光が点滅しだした。白っぽいパンツと暗闇とがチカチカチカチカって交互に瞬間的に切り替わる。サブリミナル的なやつで脳裏にパンツが焼きつく。こういうのって直視しちゃいけなかったんじゃなかったっけ。そう思いながらも無視できなくてしばらく見ているとまぶたが痙攣しだして気持ち悪くなってきた。だから強く目を閉じた。目のなかにはまだギザギザした光の残像と透けたまぶたの血管とパンツがぼんやりと残ってる。それでもしばらくすると光が遠ざかっていくのがわかった。目の中が暗くなってきたからだ。
「いや、びっくりした」
さっきまで浮かんで人が隣にいた。私もびっくりした。
「なんだったんですか」
「あれだよ、お前が神になれ、みたいなやつ」
「なんですかそれ」
「勧誘みたいな、そんな感じ。わたしそういうの無理なんでって断りたかったんだけどさ、これすごくない、ほら」
「すごい」
パンツの人の手の平から水が溢れ出てた。細いけどけっこうな高さの水柱だ。どういう原理なのか、夜なのにちょっとしたレインボウまで発生してる。
「水芸ですか」
「違うでしょ、どう考えてもこれ神のみわざだから」
「え、そういうのって海とか割っちゃうやつじゃないんですか」
「いやいや、他にも色々できそうなんだけど、神様って唐突に本気は出さないでしょ」
「まぁそうかもです」
「でしょ。それで、どうする。わたしのこれで金儲けできないかなとかって思ってるみたいだけど、そういう薄汚いところも含めてあなたと色々やってみたいんだよね」
なんか、神通力でお見通し、みたいな感じなんだった。でもだいたいの人はわたしと同じことを考えてると思う。だってこの水芸すごいし。

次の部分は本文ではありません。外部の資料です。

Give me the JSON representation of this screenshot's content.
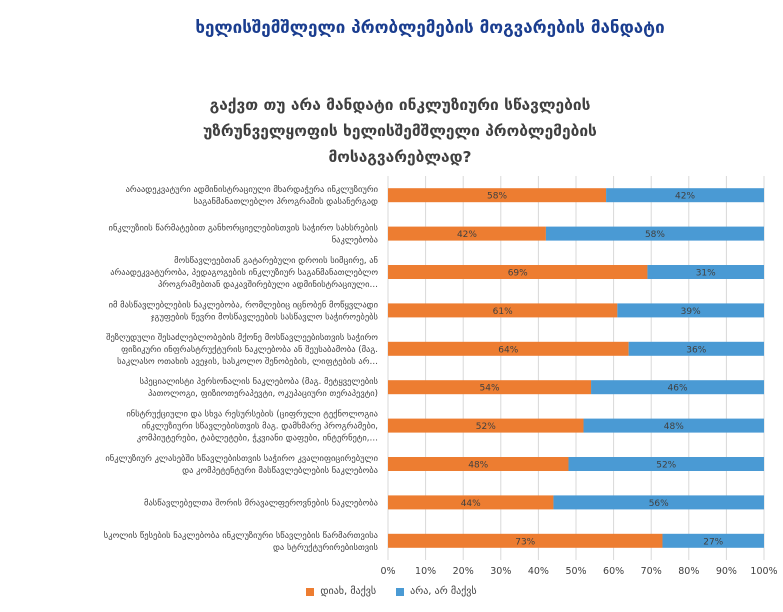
{
  "slide": {
    "title": "ხელისშემშლელი პრობლემების მოგვარების მანდატი"
  },
  "colors": {
    "yes": "#ED7D31",
    "no": "#4A9AD4",
    "title": "#1a3d8f",
    "grid": "#d9d9d9"
  },
  "chart_data": {
    "type": "bar",
    "orientation": "horizontal",
    "stacked": "percent",
    "title": "გაქვთ თუ არა მანდატი ინკლუზიური სწავლების უზრუნველყოფის ხელისშემშლელი პრობლემების მოსაგვარებლად?",
    "title_lines": [
      "გაქვთ თუ არა მანდატი ინკლუზიური სწავლების",
      "უზრუნველყოფის ხელისშემშლელი პრობლემების",
      "მოსაგვარებლად?"
    ],
    "categories": [
      [
        "არაადეკვატური ადმინისტრაციული მხარდაჭერა ინკლუზიური",
        "საგანმანათლებლო პროგრამის დასანერგად"
      ],
      [
        "ინკლუზიის წარმატებით განხორციელებისთვის საჭირო სახსრების",
        "ნაკლებობა"
      ],
      [
        "მოსწავლეებთან გატარებული დროის სიმცირე, ან",
        "არაადეკვატურობა, პედაგოგების ინკლუზიურ საგანმანათლებლო",
        "პროგრამებთან დაკავშირებული ადმინისტრაციული…"
      ],
      [
        "იმ მასწავლებლების ნაკლებობა, რომლებიც იცნობენ მოწყვლადი",
        "ჯგუფების წევრი მოსწავლეების სასწავლო საჭიროებებს"
      ],
      [
        "შეზღუდული შესაძლებლობების მქონე მოსწავლეებისთვის საჭირო",
        "ფიზიკური ინფრასტრუქტურის ნაკლებობა ან შეუსაბამობა (მაგ.",
        "საკლასო ოთახის ავეჯის, სასკოლო შენობების, ლიფტების არ…"
      ],
      [
        "სპეციალისტი პერსონალის ნაკლებობა (მაგ. მეტყველების",
        "პათოლოგი, ფიზიოთერაპევტი, ოკუპაციური თერაპევტი)"
      ],
      [
        "ინსტრუქციული და სხვა რესურსების (ციფრული ტექნოლოგია",
        "ინკლუზიური სწავლებისთვის მაგ. დამხმარე პროგრამები,",
        "კომპიუტერები, ტაბლეტები, ჭკვიანი დაფები, ინტერნეტი,…"
      ],
      [
        "ინკლუზიურ კლასებში სწავლებისთვის საჭირო კვალიფიცირებული",
        "და კომპეტენტური მასწავლებლების ნაკლებობა"
      ],
      [
        "მასწავლებელთა შორის მრავალფეროვნების ნაკლებობა"
      ],
      [
        "სკოლის წესების ნაკლებობა ინკლუზიური სწავლების წარმართვისა",
        "და სტრუქტურირებისთვის"
      ]
    ],
    "series": [
      {
        "name": "დიახ, მაქვს",
        "values": [
          58,
          42,
          69,
          61,
          64,
          54,
          52,
          48,
          44,
          73
        ],
        "labels": [
          "58%",
          "42%",
          "69%",
          "61%",
          "64%",
          "54%",
          "52%",
          "48%",
          "44%",
          "73%"
        ]
      },
      {
        "name": "არა, არ მაქვს",
        "values": [
          42,
          58,
          31,
          39,
          36,
          46,
          48,
          52,
          56,
          27
        ],
        "labels": [
          "42%",
          "58%",
          "31%",
          "39%",
          "36%",
          "46%",
          "48%",
          "52%",
          "56%",
          "27%"
        ]
      }
    ],
    "x_ticks": [
      "0%",
      "10%",
      "20%",
      "30%",
      "40%",
      "50%",
      "60%",
      "70%",
      "80%",
      "90%",
      "100%"
    ],
    "xlim": [
      0,
      100
    ],
    "grid": true,
    "legend_position": "bottom"
  }
}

「とりあえず駅前のマクドナルドでいいよね。ちょっと話そ」
「それわたしの徘徊コースなんですけど、把握してるの気持ち悪いですね」
「無礼である」
口を慎め、と言われた。
まぁこの人が神様だって言うならそれでもいい気がしてきた。私も案外ちょろいんだなって思えてけっこう嬉しい夜だった。